Tau Lewis, “The ways of the underworld are perfect” - at Sadie Coles

3 June 2025 to 19 July 2025 Sadie Coles

Tau Lewis' first exhibition at Sadie Coles presents four sculptural masks that each embody a segment of Venus's retrograde.

In her first solo exhibition at Bury Street, Tau Lewis presents four sculptural masks that gather like stanzas in a celestial poem—each embodying a chapter in Venus’s retrograde odyssey. These masked harbingers, messengers between realms, stand as serene yet potent entities, channeling the introspective energy of Venus’s cosmic retreat. Like the planet—which vanishes as the morning star only to reemerge as the evening star—Lewis’s works trace Inanna’s mythic descent into the underworld, mapping the transformative arc of loss, rebirth, and revelation. Each effigy materializes a fragment of the goddess’s journey: the wrenching choice to depart, the abyss of dissolution, the catharsis of surrender, and the quietude of return. Through them, Lewis conjures a meditation on grief, shadow selves, and the tender alchemy of inner-child healing, framing vulnerability as a portal to reinvention.

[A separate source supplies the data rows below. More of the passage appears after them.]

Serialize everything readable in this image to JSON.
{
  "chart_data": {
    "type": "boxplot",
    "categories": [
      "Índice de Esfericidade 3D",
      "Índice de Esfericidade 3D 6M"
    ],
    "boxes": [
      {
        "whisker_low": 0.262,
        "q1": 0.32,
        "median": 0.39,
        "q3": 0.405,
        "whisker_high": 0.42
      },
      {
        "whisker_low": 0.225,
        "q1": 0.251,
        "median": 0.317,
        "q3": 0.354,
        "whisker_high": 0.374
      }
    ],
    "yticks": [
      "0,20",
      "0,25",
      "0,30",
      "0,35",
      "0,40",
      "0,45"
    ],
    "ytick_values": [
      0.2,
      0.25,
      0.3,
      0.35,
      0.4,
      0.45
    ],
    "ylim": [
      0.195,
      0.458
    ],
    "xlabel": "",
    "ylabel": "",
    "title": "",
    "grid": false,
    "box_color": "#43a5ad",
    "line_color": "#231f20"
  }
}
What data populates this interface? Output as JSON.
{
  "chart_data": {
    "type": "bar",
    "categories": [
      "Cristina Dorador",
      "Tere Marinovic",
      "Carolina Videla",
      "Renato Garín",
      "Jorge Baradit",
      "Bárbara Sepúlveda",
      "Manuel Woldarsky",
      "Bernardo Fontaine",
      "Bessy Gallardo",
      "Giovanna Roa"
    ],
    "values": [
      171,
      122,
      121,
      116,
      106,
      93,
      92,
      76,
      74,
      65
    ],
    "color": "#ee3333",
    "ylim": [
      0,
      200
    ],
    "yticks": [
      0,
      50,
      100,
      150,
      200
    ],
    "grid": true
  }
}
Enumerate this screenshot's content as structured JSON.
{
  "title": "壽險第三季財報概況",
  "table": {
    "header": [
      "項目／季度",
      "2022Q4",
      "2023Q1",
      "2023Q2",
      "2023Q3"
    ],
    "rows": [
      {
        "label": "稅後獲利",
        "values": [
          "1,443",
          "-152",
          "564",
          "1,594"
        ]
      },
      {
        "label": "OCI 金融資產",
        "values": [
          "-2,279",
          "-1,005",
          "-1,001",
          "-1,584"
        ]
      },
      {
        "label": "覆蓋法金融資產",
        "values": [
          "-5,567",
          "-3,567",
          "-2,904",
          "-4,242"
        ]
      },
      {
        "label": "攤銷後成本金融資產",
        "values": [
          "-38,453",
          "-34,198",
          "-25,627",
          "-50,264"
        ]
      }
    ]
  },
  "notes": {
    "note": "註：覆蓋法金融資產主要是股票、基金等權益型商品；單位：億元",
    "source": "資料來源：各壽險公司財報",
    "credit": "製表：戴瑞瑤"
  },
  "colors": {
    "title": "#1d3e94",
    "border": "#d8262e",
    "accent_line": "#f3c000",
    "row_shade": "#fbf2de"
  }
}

Here, the artist embraces a newfound playfulness in her mask-making, trading rigid control for intuitive experimentation. Working on an intimate scale, she begins with organic dyes—beetroot crimsons, turmeric golds, rust-stamped textiles—then surrenders to the tactile alchemy of repurposed leather, scattered beads, and remnants from past projects. These labor-intensive assemblages, vibrant yet weathered, mirror the cyclical renewal of retrograde itself: discarded fragments become relics, weaving personal and collective mythologies into textured talismans.

“The ways of the underworld are perfect”—the mantra whispered to Inanna—echoes through Lewis’s process, a lodestar for these bodiless guardians. More than objects, they are landscapes in miniature, their humanoid features emerging from undulating layers of memory and material. “There is a raw magnetic charge to the chaos,” she observes, honoring the dissonance of transformation. Unmoored from physical form, the masks hover between astral, psychological, and ancestral realms, inviting us to linger in the liminal.

Tau Lewis (b. 1993, Toronto; lives in New York) has exhibited internationally, with recent solo presentations at ICA Boston (2024), The Polygon Gallery, Vancouver (2024), and the National Gallery of Canada (2021). Her work has been featured in the Venice Biennale (2022), Stedelijk Museum Amsterdam (2024), and Barbican Centre London (2024), among others, and resides in permanent collections at SFMOMA, The Met, and the Hammer Museum. Forthcoming projects include Performa Biennial (2025) and exhibitions at Kunstmuseum Brandts (2026) and Tramway, Glasgow (2027).